To get merit aid at some schools, you must first indicate that you want to be considered for financial aid and fill out lengthy financial aid forms. "If Bill Gates was my client, I'd tell him to fill out the forms," says Miller.
Some elite schools--Columbia, Emory, Harvard, Northwestern, Stanford--are pretty circumspect about price-cutting. But they have ways of competing for academically desirable students. Fill out the aid forms, and you may discover that the school can cut you some slack these days when it comes to awarding its own, as opposed to federal, dollars. "They're using a broad definition of financial need," observes Heller. Families with incomes up to $250,000 and two kids in expensive colleges should definitely apply.
In 2001 Lewis Lembeck was making $130,000 at a Silicon Valley tech company and paying full freight for his daughter at an Ivy League school that he asked not be named. He called up the aid office and said that with the economy being what it was and money tight, he was thinking of transferring her to another school. At the school's request he filled out an aid form showing that he also had a son enrolled at a state college that cost $13,000 a year, including room and board. The Ivy League school chopped her bill in half. (A university spokesman characterized the cut as "need-based.")
Emancipate Your Kids In 1997 Congress created two tax credits to help families pay for college. The Lifetime Learning credit equals 20% of the first $10,000 in undergraduate or graduate tuition, for a maximum $2,000 credit for 2003. (That's a credit, not a deduction; it reduces your tax bill dollar for dollar.) Any student, even an adult, who attends college or graduate school can claim the Lifetime credit. But only one credit can be claimed per couple per year, and couples with adjusted gross income of more than $83,000 lose part of it, with the credit totally denied at $103,000.
Alternatively, there's the Hope credit, which applies to only the first two years of college and equals 100% of the first $1,000 in expenses and 50% of the second $1,000--for a maximum $1,500. If eligible expenses are less than $7,500, the Hope is worth more. You can claim as many Hope credits as you have eligible kids, but the same income limits apply.
Still, as the Youngs discovered, it's possible for higher-income folks to tap into the credits by having their kids pay their own college bills and claim the credit. A child can claim his own credit so long as the parents don't claim him as a dependent on their return, even if they are eligible to do so. That may be no big loss, since couples with adjusted gross income above $209,250 lose some or all of the benefits of personal exemptions, as do the growing number of taxpayers caught by the alternative minimum tax.
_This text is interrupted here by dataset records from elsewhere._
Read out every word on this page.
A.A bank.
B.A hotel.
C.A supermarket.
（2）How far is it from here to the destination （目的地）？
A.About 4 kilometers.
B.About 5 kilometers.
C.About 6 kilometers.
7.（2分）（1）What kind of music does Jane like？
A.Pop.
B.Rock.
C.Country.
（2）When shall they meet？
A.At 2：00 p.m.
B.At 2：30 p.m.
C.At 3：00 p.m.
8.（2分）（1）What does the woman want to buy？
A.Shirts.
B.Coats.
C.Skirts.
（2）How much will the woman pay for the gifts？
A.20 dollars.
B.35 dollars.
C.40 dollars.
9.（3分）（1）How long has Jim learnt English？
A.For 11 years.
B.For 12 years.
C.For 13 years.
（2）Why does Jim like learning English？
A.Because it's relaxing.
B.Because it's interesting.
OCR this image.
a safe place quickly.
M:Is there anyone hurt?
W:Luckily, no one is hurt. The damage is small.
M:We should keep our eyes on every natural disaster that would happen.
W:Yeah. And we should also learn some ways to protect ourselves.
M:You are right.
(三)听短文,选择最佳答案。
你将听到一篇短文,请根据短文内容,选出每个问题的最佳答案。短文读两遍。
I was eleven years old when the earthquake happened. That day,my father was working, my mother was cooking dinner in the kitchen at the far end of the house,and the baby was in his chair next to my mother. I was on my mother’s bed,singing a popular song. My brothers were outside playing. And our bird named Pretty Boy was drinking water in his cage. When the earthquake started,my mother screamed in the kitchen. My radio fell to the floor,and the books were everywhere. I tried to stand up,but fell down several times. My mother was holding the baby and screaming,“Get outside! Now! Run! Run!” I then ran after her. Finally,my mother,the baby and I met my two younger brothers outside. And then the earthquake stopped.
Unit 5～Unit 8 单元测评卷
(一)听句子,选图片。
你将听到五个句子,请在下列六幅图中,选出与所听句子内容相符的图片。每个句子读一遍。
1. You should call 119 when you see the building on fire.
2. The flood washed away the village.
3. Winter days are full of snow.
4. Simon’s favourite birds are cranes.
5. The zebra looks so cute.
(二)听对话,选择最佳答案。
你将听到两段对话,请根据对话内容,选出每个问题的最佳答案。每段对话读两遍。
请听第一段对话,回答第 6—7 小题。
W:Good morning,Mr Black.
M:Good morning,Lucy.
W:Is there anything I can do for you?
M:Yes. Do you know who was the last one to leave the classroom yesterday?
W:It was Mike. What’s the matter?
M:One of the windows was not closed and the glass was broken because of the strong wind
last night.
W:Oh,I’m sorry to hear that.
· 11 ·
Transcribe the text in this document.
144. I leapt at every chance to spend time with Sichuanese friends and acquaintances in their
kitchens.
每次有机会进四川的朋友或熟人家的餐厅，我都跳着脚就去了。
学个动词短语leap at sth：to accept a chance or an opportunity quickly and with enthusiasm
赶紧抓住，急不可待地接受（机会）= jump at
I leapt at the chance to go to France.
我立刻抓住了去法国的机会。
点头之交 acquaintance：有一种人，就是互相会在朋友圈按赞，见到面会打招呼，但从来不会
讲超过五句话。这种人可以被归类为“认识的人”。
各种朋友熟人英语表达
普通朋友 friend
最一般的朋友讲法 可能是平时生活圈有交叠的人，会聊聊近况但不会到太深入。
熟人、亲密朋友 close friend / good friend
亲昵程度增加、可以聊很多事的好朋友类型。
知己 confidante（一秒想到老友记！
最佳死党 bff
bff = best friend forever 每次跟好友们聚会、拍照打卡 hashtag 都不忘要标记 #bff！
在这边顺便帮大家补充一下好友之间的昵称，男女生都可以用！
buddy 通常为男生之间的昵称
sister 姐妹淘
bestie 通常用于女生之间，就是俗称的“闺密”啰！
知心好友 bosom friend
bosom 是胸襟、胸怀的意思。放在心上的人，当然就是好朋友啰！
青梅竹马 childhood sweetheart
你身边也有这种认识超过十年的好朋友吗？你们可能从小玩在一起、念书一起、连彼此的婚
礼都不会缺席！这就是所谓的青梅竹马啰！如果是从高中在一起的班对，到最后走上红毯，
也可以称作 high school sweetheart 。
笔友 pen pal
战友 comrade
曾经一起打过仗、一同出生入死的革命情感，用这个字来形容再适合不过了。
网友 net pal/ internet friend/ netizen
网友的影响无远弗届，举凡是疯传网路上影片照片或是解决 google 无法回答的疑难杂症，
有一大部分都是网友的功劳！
Moreover, if you do this right, the child can claim his own $3,050 personal exemption. The key here is that the child must pay at least half his own expenses for basic support--food, shelter and clothing. But he can do that by selling assets his parents or grandparents have given him. If your child doesn't already have a hefty custodial account, start one now; you can give anyone else $11,000 a year without worrying about gift tax, so a couple can give each child $22,000 in stocks a year. The children will be able to sell the stocks at a 5% long-term capital gains rate, compared with the 15% their parents would likely pay.